Pero Elice, que siempre había vivido para los demás y nunca para sí misma, era digna de sumergirse en este manantial sagrado.
Desde que Cyan le salvó la vida en el Frente hace tres años, Elice ha lidiado con muchas preguntas.
Se preguntaba para qué debía vivir y si alguien como ella, que había vivido tontamente sin saber lo que era verdad, merecía romper los lazos con su familia y vivir para sí misma.
Ella no quería ese tipo de vida.
Aunque eso fuera lo que Cyan deseaba, Elice no podía soportar vivir de esa manera.
Como familia, como hermana mayor…
Ella quería ayudar a su preciado hermano menor a encontrar la felicidad y a vivir una vida digna de un ser humano.
Pero para lograrlo, no podía seguir siendo como era.
Para ofrecerle siquiera la más mínima fuerza a su hermano, que ya había superado los límites de la humanidad, ella también necesitaba obtener un poder igual al suyo.
Cuando Elice visitó Pruina por primera vez, Marian, que la había admirado desde el principio, bromeó diciendo que con un corazón tan íntegro como el suyo, quizás incluso sería capaz de aceptar el Agua Bendita de Aquanis.
En aquel momento, Elice lo había descartado, diciendo que no había ninguna posibilidad de que eso sucediera. Pero ahora, las cosas eran diferentes.
Afinidad con el agua: ochenta y ocho por ciento. En la Academia, la habían llamado una «hija de Dios», un talento prometedor del Imperio que atraía mucha atención. Pero ahora, ser una simple niña prodigio ya no era suficiente.
A menos que realmente se convirtiera en una hija de Dios, como la gente solía decir, no había manera de que pudiera ayudar a su hermano menor.
Por suerte, Marian respetaba la firme determinación de Elice.
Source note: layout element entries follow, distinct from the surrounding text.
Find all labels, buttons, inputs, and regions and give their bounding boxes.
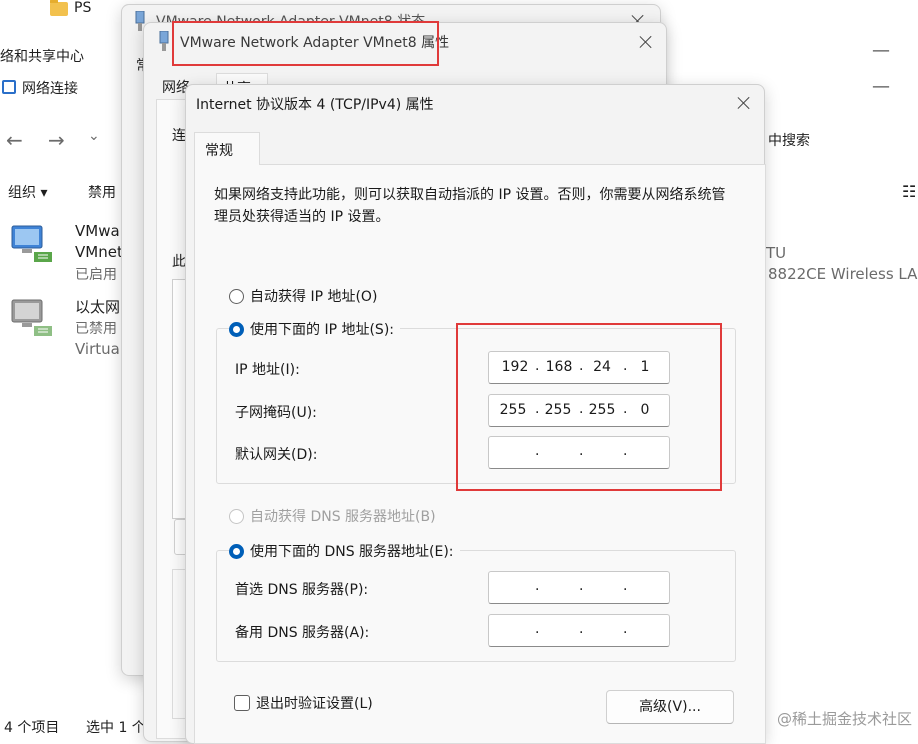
adapter-status: 已启用 [75,267,117,283]
radio-auto-ip-indicator[interactable] [229,288,244,304]
adapter-name-line1: VMwa [75,222,120,240]
close-icon[interactable] [638,34,654,50]
folder-icon [50,0,68,16]
back-arrow-icon[interactable]: ← [6,128,23,152]
toolbar-organize[interactable]: 组织 ▾ [8,182,47,202]
radio-manual-ip[interactable]: 使用下面的 IP 地址(S): [229,319,400,339]
radio-manual-ip-indicator[interactable] [229,321,244,337]
network-folder-icon [2,80,16,94]
chevron-down-icon[interactable]: ⌄ [88,128,100,144]
adapter-status: 已禁用 [75,321,117,337]
ipv4-dialog-title: Internet 协议版本 4 (TCP/IPv4) 属性 [196,97,434,113]
description-text: 如果网络支持此功能，则可以获取自动指派的 IP 设置。否则，你需要从网络系统管理… [214,187,726,225]
radio-manual-dns-indicator[interactable] [229,543,244,559]
ip-highlight-box [456,323,722,491]
status-selected: 选中 1 个 [86,720,146,736]
close-icon[interactable] [736,95,752,111]
validate-on-exit-checkbox[interactable]: 退出时验证设置(L) [234,693,373,713]
view-icon[interactable]: ☷ [902,182,916,201]
ip-dot: . [579,578,584,594]
validate-checkbox-label: 退出时验证设置(L) [256,696,373,712]
tab-general[interactable]: 常规 [194,132,260,165]
radio-auto-dns-indicator[interactable] [229,508,244,524]
alternate-dns-label: 备用 DNS 服务器(A): [235,625,370,641]
ip-dot: . [623,621,628,637]
computer-network-icon [11,225,52,262]
adapter-right-device: 8822CE Wireless LAN [768,265,918,283]
toolbar-disable[interactable]: 禁用 [88,182,116,202]
ip-dot: . [623,578,628,594]
connect-using-label: 连 [172,128,186,144]
adapter-device: Virtual [75,340,125,358]
advanced-button[interactable]: 高级(V)... [606,690,734,724]
radio-manual-dns-label: 使用下面的 DNS 服务器地址(E): [250,544,454,560]
network-adapter-icon [159,31,169,51]
alternate-dns-input[interactable]: . . . [488,614,670,647]
folder-ps-label[interactable]: PS [74,0,91,16]
watermark: @稀土掘金技术社区 [776,710,912,728]
preferred-dns-input[interactable]: . . . [488,571,670,604]
radio-auto-dns[interactable]: 自动获得 DNS 服务器地址(B) [229,506,436,526]
radio-manual-dns[interactable]: 使用下面的 DNS 服务器地址(E): [229,541,460,561]
preferred-dns-label: 首选 DNS 服务器(P): [235,582,369,598]
radio-auto-ip[interactable]: 自动获得 IP 地址(O) [229,286,377,306]
radio-manual-ip-label: 使用下面的 IP 地址(S): [250,322,394,338]
breadcrumb[interactable]: 络和共享中心 [0,46,84,66]
ip-address-label: IP 地址(I): [235,362,300,378]
forward-arrow-icon[interactable]: → [48,128,65,152]
radio-auto-dns-label: 自动获得 DNS 服务器地址(B) [250,509,436,525]
window-title: 网络连接 [22,81,78,97]
status-item-count: 4 个项目 [4,720,60,736]
minimize-icon[interactable]: — [872,40,890,61]
subnet-mask-label: 子网掩码(U): [235,405,317,421]
ip-dot: . [535,578,540,594]
search-box-partial[interactable]: 中搜索 [768,130,810,150]
adapter-right-partial: TU [766,244,787,262]
this-connection-label: 此 [172,254,186,270]
title-highlight-box [172,21,439,66]
gateway-label: 默认网关(D): [235,447,318,463]
adapter-name-line2: VMnet [75,243,123,261]
validate-checkbox-box[interactable] [234,695,250,711]
radio-auto-ip-label: 自动获得 IP 地址(O) [250,289,378,305]
ip-dot: . [579,621,584,637]
computer-network-disabled-icon [11,299,52,336]
ip-dot: . [535,621,540,637]
adapter-name: 以太网 [75,298,121,316]
minimize-icon-2[interactable]: — [872,76,890,97]
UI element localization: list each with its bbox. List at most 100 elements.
Incluso se había ofrecido a indicarle la ubicación de las ruinas si quería, pero Elice había pasado los últimos dos años recorriendo la Tierra Helada por su cuenta para encontrar ese lugar.
Y ahora, por fin, entre estas ruinas había descubierto…
Después de cruzar el Puente de la Pureza, que solo aquellos dignos podían atravesar, y llegar a la Fuente del Agua Sagrada tocada por la mano de la Diosa—
Elice había pasado las últimas semanas soportando las duras pruebas necesarias para aceptar el poder que le había dejado la diosa Aquanis.
Durante todo ese tiempo, el Dragón Guardián de Pruina, Marian, y el protector de las ruinas, la Serpiente Reliquia, la habían protegido hasta el día de hoy.
La Serpiente, sumergida en el curso de agua, habló con admiración.
“Te haces más fuerte con cada día que pasa. Jamás imaginé que, entre todos los miserables y mezquinos humanos, habría alguien capaz de recibir el Agua Bendita de la Diosa.”
Marian asintió con la cabeza en señal de acuerdo.
“Aún así, necesitarás más tiempo. Y debes permanecer completamente oculto a los ojos de los demás dioses. Lamento que hayas tenido que soportar tanto, Serpiente.”
La Serpiente frotó con su cola la herida que Cyan le había infligido y respondió:
“No pasa nada. Simplemente me sorprendió, eso es todo. Pensar que ese demonio humano era el hermano menor de Elice… Si alguien con un aura tan contaminada hubiera entrado en contacto con el Agua Bendita de la Diosa, lo habría rechazado al instante.”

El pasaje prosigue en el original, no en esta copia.